Sister of suspect in America’s most famous missing child case says she did right thing
THE sister of a man accused of strangling missing child Etan Patz said reporting the confession years ago was "the right thing" to do, despite officers allegedly failing to follow up on her tip.
Norma Hernandez, the sister of Pedro Hernandez, said she gave information connecting her brother to the disappearance of 6-year-old Etan Patz to a police officer who wrote it down in a little notebook but that was the last she heard of it.
Pedro Hernandez, 51, was charged with second-degree murder on Friday. Authorities say he has confessed in the 33-year-old case of the little boy who vanished from his neighbourhood and changed the way the nation responds to missing children.
Hernandez worked as a stock boy in a small food store on the Manhattan street where Patz was last seen on May 25, 1979, according to court records. According to a charging document, Hernandez told police he "strangled Etan Patz and placed him inside a plastic bag."
Hernandez' 53-year-old sister said she does not remember exactly when she went to Camden police with information from two of her sisters who said their brother confessed in a church prayer group that he had struck a little boy and threw his body in the garbage.
"They both said the same story: My brother confessed in a prayer group from church," Hernandez told Reuters in an interview at her home in Camden, an impoverished city near Philadelphia.
She said she told the officer, "They should check this out."
"Tell the police and they follow it. If not it's not my problem," she said. "I don't have no guilt in my conscience. I thought I did the right thing."
A spokesman for the Camden police could not be reached for comment, but police there told media on Tuesday that this was the first they knew of Norma Hernandez' claim.
Pedro Hernandez' defence attorney has said his client suffers from a history of hallucinations.
Hernandez said her family members are now squabbling over who said what and when. She said she has seven sisters and would not say which ones told her about their brother's alleged confession.
"This family is going to break apart. Everything is changed," she said. "We're not going to have any family."
Hernandez said she used to take her brother to dinner sometimes and last saw him about six months ago. Authorities say he was living in nearby Maple Shade, New Jersey with his wife and daughter.
Patz's highly publicised disappearance prompted President Ronald Reagan to sign into law the Missing Children's Assistance Act in 1984, sparking the start of a non-profit missing children's centre and triggering enormous changes in the way police and the public respond to reports of missing children.
Patz was one of the first missing children whose face appeared on a milk carton appealing to the public for information on his whereabouts.

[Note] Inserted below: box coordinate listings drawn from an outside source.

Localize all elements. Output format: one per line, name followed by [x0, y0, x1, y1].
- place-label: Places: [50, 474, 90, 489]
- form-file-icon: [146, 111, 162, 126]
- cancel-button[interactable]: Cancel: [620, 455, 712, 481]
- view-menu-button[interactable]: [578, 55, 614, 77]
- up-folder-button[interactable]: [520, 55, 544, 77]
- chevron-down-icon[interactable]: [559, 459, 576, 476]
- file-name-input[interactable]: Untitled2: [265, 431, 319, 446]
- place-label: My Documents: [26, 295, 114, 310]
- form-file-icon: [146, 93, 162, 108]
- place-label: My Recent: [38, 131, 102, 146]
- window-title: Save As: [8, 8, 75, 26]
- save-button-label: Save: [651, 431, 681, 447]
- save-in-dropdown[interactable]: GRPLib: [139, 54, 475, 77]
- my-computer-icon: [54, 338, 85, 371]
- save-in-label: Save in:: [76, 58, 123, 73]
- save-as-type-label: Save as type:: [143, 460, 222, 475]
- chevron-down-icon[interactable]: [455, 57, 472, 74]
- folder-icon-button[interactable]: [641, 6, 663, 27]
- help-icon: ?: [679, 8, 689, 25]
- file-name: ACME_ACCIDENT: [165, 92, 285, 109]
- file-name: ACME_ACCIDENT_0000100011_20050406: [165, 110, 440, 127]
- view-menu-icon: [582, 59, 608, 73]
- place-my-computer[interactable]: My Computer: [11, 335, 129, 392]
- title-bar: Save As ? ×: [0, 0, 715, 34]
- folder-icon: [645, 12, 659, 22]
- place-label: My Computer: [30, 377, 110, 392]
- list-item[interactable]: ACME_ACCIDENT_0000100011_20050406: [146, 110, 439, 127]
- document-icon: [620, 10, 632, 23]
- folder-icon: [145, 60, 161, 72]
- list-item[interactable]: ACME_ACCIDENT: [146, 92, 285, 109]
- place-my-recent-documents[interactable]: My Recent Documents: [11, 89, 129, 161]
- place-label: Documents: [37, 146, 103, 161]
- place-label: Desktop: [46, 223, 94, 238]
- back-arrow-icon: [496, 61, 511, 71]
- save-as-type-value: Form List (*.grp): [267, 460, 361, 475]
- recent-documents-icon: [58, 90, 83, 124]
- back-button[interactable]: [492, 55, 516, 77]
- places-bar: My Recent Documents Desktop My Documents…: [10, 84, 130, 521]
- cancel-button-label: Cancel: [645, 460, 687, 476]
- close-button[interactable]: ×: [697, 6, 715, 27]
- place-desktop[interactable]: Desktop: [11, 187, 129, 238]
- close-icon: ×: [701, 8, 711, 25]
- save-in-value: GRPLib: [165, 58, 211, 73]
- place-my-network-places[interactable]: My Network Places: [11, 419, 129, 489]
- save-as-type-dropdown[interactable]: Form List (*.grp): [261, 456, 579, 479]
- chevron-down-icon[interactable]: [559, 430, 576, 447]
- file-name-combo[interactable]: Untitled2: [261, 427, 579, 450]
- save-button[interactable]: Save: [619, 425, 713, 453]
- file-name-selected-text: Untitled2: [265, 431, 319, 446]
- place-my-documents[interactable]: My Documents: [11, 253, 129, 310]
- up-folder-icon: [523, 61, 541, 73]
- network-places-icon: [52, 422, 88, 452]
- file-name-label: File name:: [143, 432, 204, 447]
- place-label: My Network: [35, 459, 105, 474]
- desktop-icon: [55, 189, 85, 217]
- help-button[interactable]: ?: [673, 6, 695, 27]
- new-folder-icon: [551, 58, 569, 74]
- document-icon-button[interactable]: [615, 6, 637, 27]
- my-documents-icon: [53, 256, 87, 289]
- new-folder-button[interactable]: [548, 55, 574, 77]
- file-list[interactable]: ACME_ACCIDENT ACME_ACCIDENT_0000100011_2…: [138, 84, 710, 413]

Last week New York Police Commissioner Raymond Kelly said Hernandez confessed during a videotaped interview that he strangled the boy in the store's basement, placed his body in a bag and dumped it in the trash. Apart from the confession, however, Kelly said police have no physical evidence.
The break in the case came a month after the FBI and New York Police excavated a basement in a neighbourhood building which failed to yield clues but prompted a tip about Hernandez, who had told family members as far back as 1981 that he had killed a child in New York, Kelly said.